Luna strenuously objected to being left in Tampa, reminding his superiors of the importance of his going to Cuba not only for himself, but also to represent the Hispanic population of New Mexico. According to one Rough Rider, Luna “put up a talk to the regimental and squadron commanders out in the open under a large pine tree.”
He fervently insisted that he needed to proceed to Cuba because “if he were not given this opportunity, it would be a direct slap to the integrity of all loyal Spanish-Americans.”

The fateful coin toss
Witnessing the discussion, a fellow officer suggested that the only fair way to determine who should go and who should stay behind would be to flip a coin. As true gentlemen, Luna and Curry agreed.
Coin tosses have been used to decide critical issues many times in history. Coins were sometimes tossed prior to duels to determine which dueler would fight with the sun to his back, a major advantage.
In 1903, the Wright brothers tossed a coin to see which sibling would attempt to fly the first flight in history. And in 1898, a coin would determine if Maximiliano Luna would fight in Cuba or sit in Tampa for most, if not all of the war.
A coin was selected and tossed in the air. All held their collective breaths. In one of the most dramatic moments in New Mexico history, Luna won. It was said that Luna rushed to embark on a waiting transport for fear that his victory might be reversed or the limited space on board the waiting transport ships might be gone before he arrived with his men.
Luna and his Troop F scrambled on board Transport No. 8, known as the Yucatan, ready to ship out to Cuba. It took six additional days before the Yucatan finally received orders to sail.
On June 22, the Rough Riders landed outside Santiago, Cuba. With Capt. Luna and his men in the thick of the fighting, they helped win the three major land battles of the ensuing six-week campaign.

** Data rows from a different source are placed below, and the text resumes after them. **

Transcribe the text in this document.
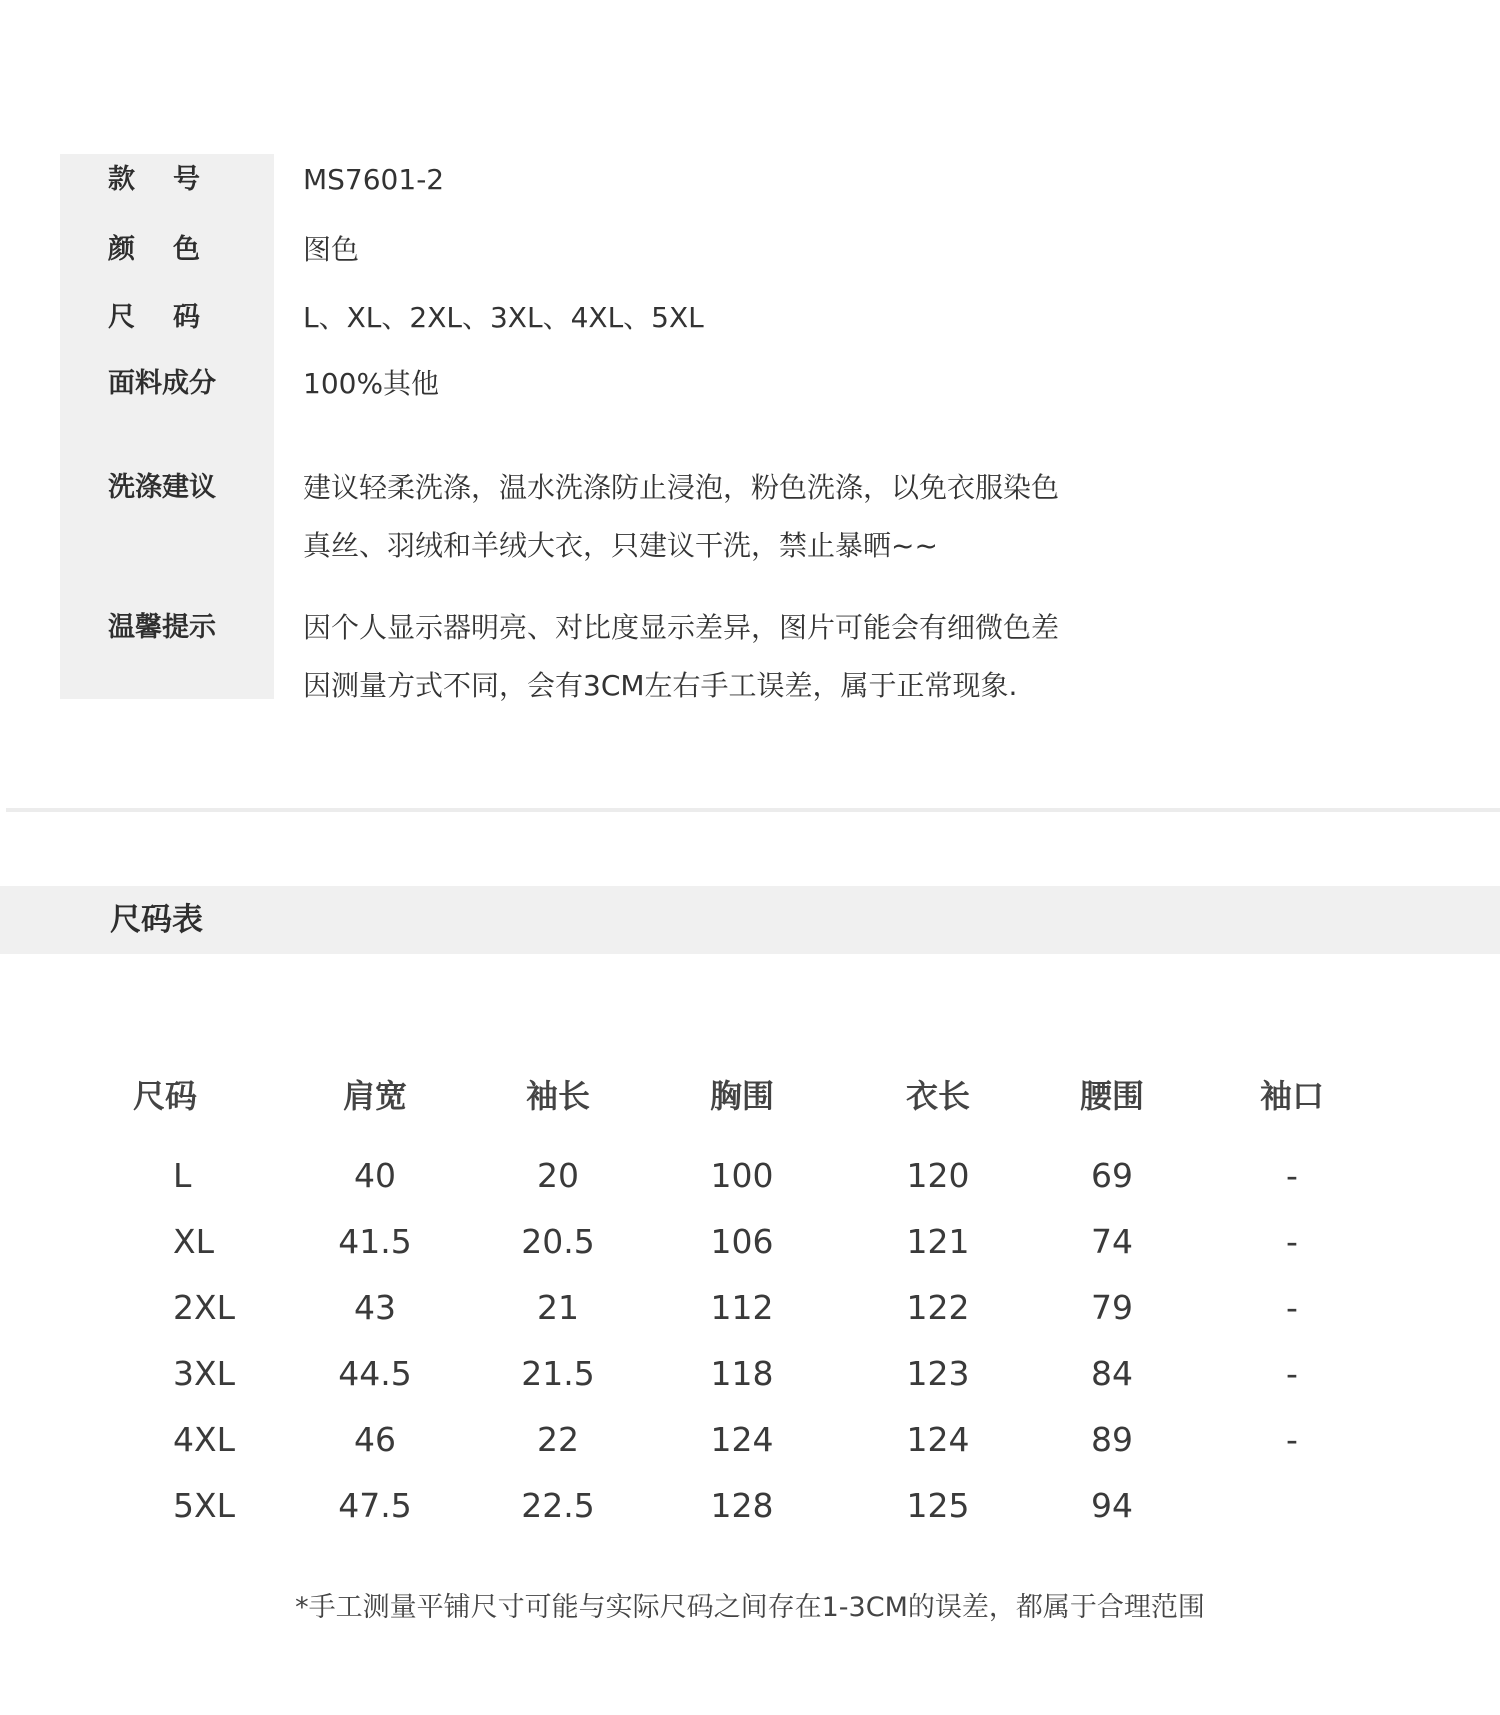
款 号	MS7601-2
颜 色	图色
尺 码	L、XL、2XL、3XL、4XL、5XL
面料成分	100%其他
洗涤建议	建议轻柔洗涤，温水洗涤防止浸泡，粉色洗涤，以免衣服染色
真丝、羽绒和羊绒大衣，只建议干洗，禁止暴晒~~
温馨提示	因个人显示器明亮、对比度显示差异，图片可能会有细微色差
因测量方式不同，会有3CM左右手工误差，属于正常现象.
尺码表
尺码	肩宽	袖长	胸围	衣长	腰围	袖口
L	40	20	100	120	69	-
XL	41.5	20.5	106	121	74	-
2XL	43	21	112	122	79	-
3XL	44.5	21.5	118	123	84	-
4XL	46	22	124	124	89	-
5XL	47.5	22.5	128	125	94
*手工测量平铺尺寸可能与实际尺码之间存在1-3CM的误差，都属于合理范围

In fact, in the famous Battle of San Juan Hill, the men of Luna’s Troop F contended that they had reached the top of San Juan Hill before any other American unit. And in the most famous photo of the war Lt. Col. Theodore Roosevelt was shown surrounded by Rough Riders, including Max Luna, atop San Juan Hill.

His legacy
Capt. Luna faced many challenges in Cuba, including a report that he had been killed in combat, but he returned safely to Los Lunas on Sept. 2, 1898. His adventures in Cuba and in the Philippine Islands the following year made for other great stories, contributing to both Luna’s legacy and New Mexico’s struggle to prove its loyalty and worthiness for statehood.
Luna was always grateful and his commanders were always glad that he had the opportunity to fight in Cuba, thanks to a simple coin toss in Tampa.
Shortly after the war, Teddy Roosevelt wrote The Rough Riders, his famous account of his regiment’s short but glorious service in the conflict. According to Roosevelt, “Luna’s relatives had been on the banks of the Rio Grande (since) before my forefathers came to the mouth of the Hudson … and (Luna) made the plea that it was his right to go as a representative of his race, for he was the only man of pure Spanish blood who bore a commission in the army, and he demanded the privilege of proving that his people were precisely as loyal Americans as any others. I was glad it was decided to take him.”
New Mexico finally won its statehood on Jan. 6, 1912. Unfortunately, Max Luna had drowned in the Philippines 13 years earlier and could not witness that landmark event.
But hopefully others, including Gov. Otero, Luna’s widow, Berenice, and his fellow Rough Riders from New Mexico, remembered Capt. Luna as they celebrated an accomplishment he fought to help win — thanks largely to a simple coin toss made and won in Tampa.